Com a desintegração do bloco soviético (1991)
a teoria de Mackinder, com Aleksandr Dugin, professor e geopolítico russo,
fundador do Partido da Eurásia, apresenta o seu país como “prisioneiro da ânsia
do poder ocidental” (Dugin, Fundamentos da Geopolítica, 1ªed. 1997, utilizado
na Academia do Estado Maior das F.A. russas), e considera a geopolítica em dois
polos distintos: o poder naval ocidental e o poder terrestre que é o da Rússia,
numa disputa pelo Heartland. Seus estudos, enquanto líder do Centro de Estudos
Conservadores na Universidade Estatal de Moscou, sugerem o incorporar das antigas
Repúblicas Soviéticas.
Com
o intuito de fortalecer a região, o presidente Putin propôs a União Econômica
da Eurásia (2011) e assinou com o Cazaquistão e a Bielorrússia (Acordo de
Astana – Capital do Cazaquistão – 2014) a União Econômica Euroasiática,
permitindo maior integração entre esses países ligados por uma união aduaneira,
desde 2010, com o propósito de fortalecer o desenvolvimento econômico de mercado
regional. A Ucrânia não desejou participar e com Poronsheco a Ucrânia negociava
a entrada na União Europeia. A pressão russa fez o presidente ucraniano Victor
Yanukovich recuar, reprimindo as manifestações pró-europeias, e não as pró-russas,
as quais foram apoiados pela Rússia, que na oportunidade anexou a Crimeia, de
grande importância estratégica. A Crimeia fora cedida à Ucrânia (1954) por Krhrushchev,
para reforçar a unidade entre ela e a Rússia e celebrar a grande e indissolúvel
amizade entre os dois povos.
Putin
concebe a dimensão europeia da geografia russa e a Ucrânia como podendo ser
parte do todo de um projeto maior, estabelecendo uma esfera de influência a ancorar
na Europa. Brezezinski, conselheiro no período Carter, considera que sem a
Ucrânia a Rússia será um império predominantemente asiático (Global Domination
or Global Leadership, 2004) e incorporando uma população de cerca de 44 milhões
voltada para a Europa.
As
consequências do domínio soviético geraram a demanda de incorporação doa países
a União Europeia, receando-se uma futura opressão russa e, por sua vez, levando
a Rússia a preocupações com a Organização do Tratado do Atlântico Norte (Otan)

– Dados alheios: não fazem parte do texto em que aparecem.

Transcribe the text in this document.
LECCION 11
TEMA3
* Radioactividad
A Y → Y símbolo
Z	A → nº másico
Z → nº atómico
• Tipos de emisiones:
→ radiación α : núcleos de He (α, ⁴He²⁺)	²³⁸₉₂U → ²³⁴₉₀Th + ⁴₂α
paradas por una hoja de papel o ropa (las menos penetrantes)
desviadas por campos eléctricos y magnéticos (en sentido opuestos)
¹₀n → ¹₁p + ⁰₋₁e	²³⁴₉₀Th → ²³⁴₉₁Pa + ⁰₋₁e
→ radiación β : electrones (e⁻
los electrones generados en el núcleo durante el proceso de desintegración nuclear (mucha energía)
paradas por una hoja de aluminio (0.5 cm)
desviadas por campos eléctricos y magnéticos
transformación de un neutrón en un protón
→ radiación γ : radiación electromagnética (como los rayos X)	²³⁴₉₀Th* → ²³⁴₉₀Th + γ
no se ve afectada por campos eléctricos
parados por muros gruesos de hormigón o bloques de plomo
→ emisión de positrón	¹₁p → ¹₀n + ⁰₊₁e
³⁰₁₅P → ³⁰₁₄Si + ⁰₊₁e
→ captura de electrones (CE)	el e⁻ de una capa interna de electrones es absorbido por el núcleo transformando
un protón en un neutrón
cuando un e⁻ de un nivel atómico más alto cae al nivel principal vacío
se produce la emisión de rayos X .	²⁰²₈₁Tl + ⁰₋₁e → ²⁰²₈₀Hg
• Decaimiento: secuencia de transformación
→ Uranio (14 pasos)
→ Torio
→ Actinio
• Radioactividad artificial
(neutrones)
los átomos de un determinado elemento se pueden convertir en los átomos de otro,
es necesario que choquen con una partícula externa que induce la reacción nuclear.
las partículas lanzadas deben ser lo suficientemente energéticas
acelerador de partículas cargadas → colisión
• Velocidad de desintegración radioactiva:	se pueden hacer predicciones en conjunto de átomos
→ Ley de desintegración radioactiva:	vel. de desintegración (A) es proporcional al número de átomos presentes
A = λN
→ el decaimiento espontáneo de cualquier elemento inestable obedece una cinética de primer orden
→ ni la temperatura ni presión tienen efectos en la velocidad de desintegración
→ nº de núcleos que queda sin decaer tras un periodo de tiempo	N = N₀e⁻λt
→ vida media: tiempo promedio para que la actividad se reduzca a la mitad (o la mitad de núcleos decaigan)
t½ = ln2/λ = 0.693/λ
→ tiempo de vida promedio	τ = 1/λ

e o excessivo poder ocidental. O governo russo mantém estrita vigilância nas
fronteiras e observa os desdobramentos do avanço indireto do Ocidente na
Ucrânia, bem como as evidências da instalação de atividades biológicas
suspeitas por cidadãos não ucranianos. Era previsível que o atrito acontecesse,
a qualquer momento.
Ao
longo da História, o Império Russo fragmentou-se e ruiu várias vezes, mas de
modo diverso a outros impérios com ascensão, expansão e queda definidos no
tempo e espaço, reergueu-se inúmeras vezes. Seria um erro crasso, o desprezo à
maior potência terrestre do mundo (quase 50% da circunferência da terra),
ressurgindo em nossa época e com uma intensa e longa contribuição civilizatória.